The rich men they tied up with cords and tortured, and took possession of all their wealth, and brought them to poverty. They broke down the image houses and destroyed many cetiyas. They took up their dwellings in the viharas and beat the pious laymen therin. They flogged children, and sorely distressed the five ranks of the religious orders. They compelled the people to carry burdens and made them labour heavily. Many books also of great excellence did they lose from the cords that bound them and cast away in divers places. Even the great and lofty cetiyas like Ratnavali (Ruvanveli) which stood like the embodiment of glory of all pious kings of old, they spared not, but utterly destroyed them, and caused a great many bodily relics to disappear thereby, which were unto them as their lives. Alas! Alas!”

However, princes and chieftains who had their own little kingdoms managed to keep the Tamil invaders away from their territories. They built fortresses and secured themselves from enemy invasions. One such place was Dambadeniya, where Vijayabahu III, a prince from the Sinhala royal line, ruled. Another was Yapahuva. The immediate successors of Magha – Vijayabahu III (1232-1236) and Parakramabahu II (1236-1270) preferred to rule from Dambadeniya. For a brief period of just two years, Vijayabahu IV went back to Polonnaruwa but his successor, Bhuvanekabahu I came back to Dambadeniya. He also ruled from Yapahuva. Polonnaruwa was abandoned after a reign of five years by Parakramabahu III (1287-1293).

Kurunegala was the capital of five kings from 1293 till 1335. The capital was shifted to Gampola when Bhuvanekabahu IV became king in 1341. He was succeeded by Parakramabahu V (1344-1359) followed by Vikramabahu III (1357-1374). It was during his time that the ‘devale’ at Embekke, famous for its wood carvings was built. The devale is dedicated to Skhanda, popularly known as Kataragama Deviyo.

The building of a devale by the king shows the influence of Hinduism at the time. To reach Embekka, one has to go along the Kandy-Gampola road, turn right at Peradeniya and proceed four miles on the Davulagala road.

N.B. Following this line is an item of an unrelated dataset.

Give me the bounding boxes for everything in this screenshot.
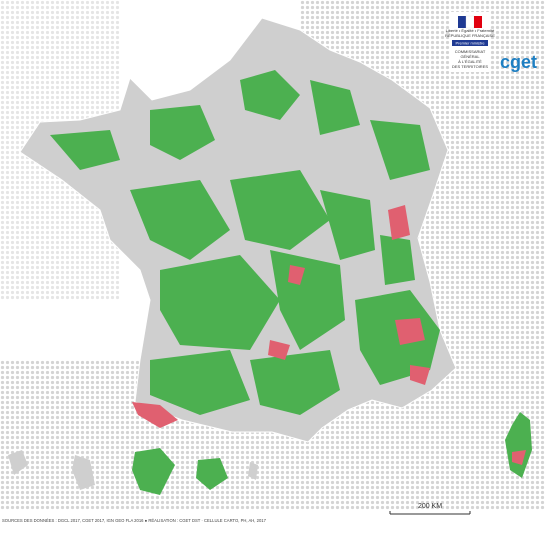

The timbered roof in the devale is supported by superbly crafted columns. A great variety of designs can be seen indicating the talent of our wood carvers. Human figures, a variety of animals and floral motifs are seen in the carvings. Out of all the wooden structures of the Kandy period, this is the most attractive and elaborate. The pillars are seen in the ‘dig-ge’ (pillared porch) of the devale. The timber of the roof is of massive proportions.

Talking of ‘devales’, usually they don’t have carved or painted ornaments. Thus Embekke is unusual. The main building consists of an ante-room, having a ‘dig-ge’ before it. The ‘maligava’ or sanctum containing an image or the insignia of the deity is kept closed, generally with a painted curtain. Only the ‘kapuraala’ is allowed to go in and he too has to purify himself by taking a bath before he goes in. A room over the ‘maligava’ called ‘uda-mahal-ge’ is seen in most devales. The ‘gabada-ge’ is meant to store things. A small vihara is also in the precincts. At Embekke the vihara is under the same roof. It is usual for pilgrims to visit Embekke, Lankatilaka and Gadaladeniya on one trip.